The ratables chase is a significant factor behind the sprawling growth patterns that have made it so difficult for people to live in and do business in New Jersey. Traffic congestion, a lack of affordable housing and environmental degradation all take a toll on the state’s economy.
If New Jersey hopes to remain competitive, we need tax reform that promotes smart growth and better land use by eliminating the ratables chase. The Legislature must make the tough decisions necessary to bring about economic prosperity — and long-term tax relief — for all New Jerseyans, not just a targeted few.
From the Courier Post Online:
Our state lawmakers are proposing a 20 percent tax credit for low- and middle-income New Jerseyans — although it would include eliminating the New Jersey Saver Rebate that is $300 for many property owners. So, on a tax bill of $6,000, taking out the $300 rebate, the savings would equal $900.
That would be a good, realistic start if lawmakers can do it and, more importantly, sustain it. Likewise, raising the state retirement age to 62 (from 55) and increasing the amount of state funding for education are also wise plans.
Still, while ideas are still being debated, we’d like to see lawmakers work toward even larger cuts, as would the letter writers who responded here and those who voted in our poll. Among those 2,325 people, 90 percent said a 20 percent tax credit isn’t enough.
Clearly, New Jersey residents want even greater cuts. And why shouldn’t they? They’ve been overtaxed for years in this state and are sick of it.
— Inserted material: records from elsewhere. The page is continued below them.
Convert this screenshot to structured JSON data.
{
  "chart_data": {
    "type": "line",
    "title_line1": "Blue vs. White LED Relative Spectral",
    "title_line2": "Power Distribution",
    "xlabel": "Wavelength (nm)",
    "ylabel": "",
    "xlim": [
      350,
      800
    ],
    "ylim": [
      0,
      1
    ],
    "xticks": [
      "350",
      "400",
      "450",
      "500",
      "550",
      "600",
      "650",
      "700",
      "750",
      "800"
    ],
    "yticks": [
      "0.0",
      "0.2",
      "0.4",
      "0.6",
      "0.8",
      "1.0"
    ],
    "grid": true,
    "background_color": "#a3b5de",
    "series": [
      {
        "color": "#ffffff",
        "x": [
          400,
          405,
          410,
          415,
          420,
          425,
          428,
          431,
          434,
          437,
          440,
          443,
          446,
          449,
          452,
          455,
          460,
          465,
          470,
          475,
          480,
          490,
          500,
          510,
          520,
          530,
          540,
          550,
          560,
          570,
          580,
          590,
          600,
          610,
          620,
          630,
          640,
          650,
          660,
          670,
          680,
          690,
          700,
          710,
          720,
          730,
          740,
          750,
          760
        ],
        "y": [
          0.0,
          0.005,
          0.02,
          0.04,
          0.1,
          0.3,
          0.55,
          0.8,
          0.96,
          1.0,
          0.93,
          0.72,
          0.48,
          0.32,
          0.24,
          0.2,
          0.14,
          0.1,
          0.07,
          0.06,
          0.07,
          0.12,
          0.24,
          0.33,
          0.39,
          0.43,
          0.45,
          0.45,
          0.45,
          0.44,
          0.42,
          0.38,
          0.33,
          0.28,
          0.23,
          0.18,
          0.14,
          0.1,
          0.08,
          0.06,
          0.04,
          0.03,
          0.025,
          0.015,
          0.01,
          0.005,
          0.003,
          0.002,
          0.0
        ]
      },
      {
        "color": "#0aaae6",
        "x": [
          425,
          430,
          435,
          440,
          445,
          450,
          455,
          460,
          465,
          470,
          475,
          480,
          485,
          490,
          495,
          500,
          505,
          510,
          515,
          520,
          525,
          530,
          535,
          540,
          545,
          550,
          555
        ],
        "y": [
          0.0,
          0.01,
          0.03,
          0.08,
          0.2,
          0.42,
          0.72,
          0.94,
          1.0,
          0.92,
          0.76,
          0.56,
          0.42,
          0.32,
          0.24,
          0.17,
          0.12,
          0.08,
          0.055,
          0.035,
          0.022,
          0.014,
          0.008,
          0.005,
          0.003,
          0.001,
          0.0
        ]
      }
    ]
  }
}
They want sweeping reductions, up to 50 percent, as some letter writers have suggested.
That, of course, would mean radical steps would have to be taken, such as significantly shrinking the number of government workers in this state, consolidating our plethora of government entities, reducing the benefits to government workers and, above all, ending the huge annual spending increases in Trenton each year.
Our state spends too much money and, because of it, requires too much in taxes from citizens.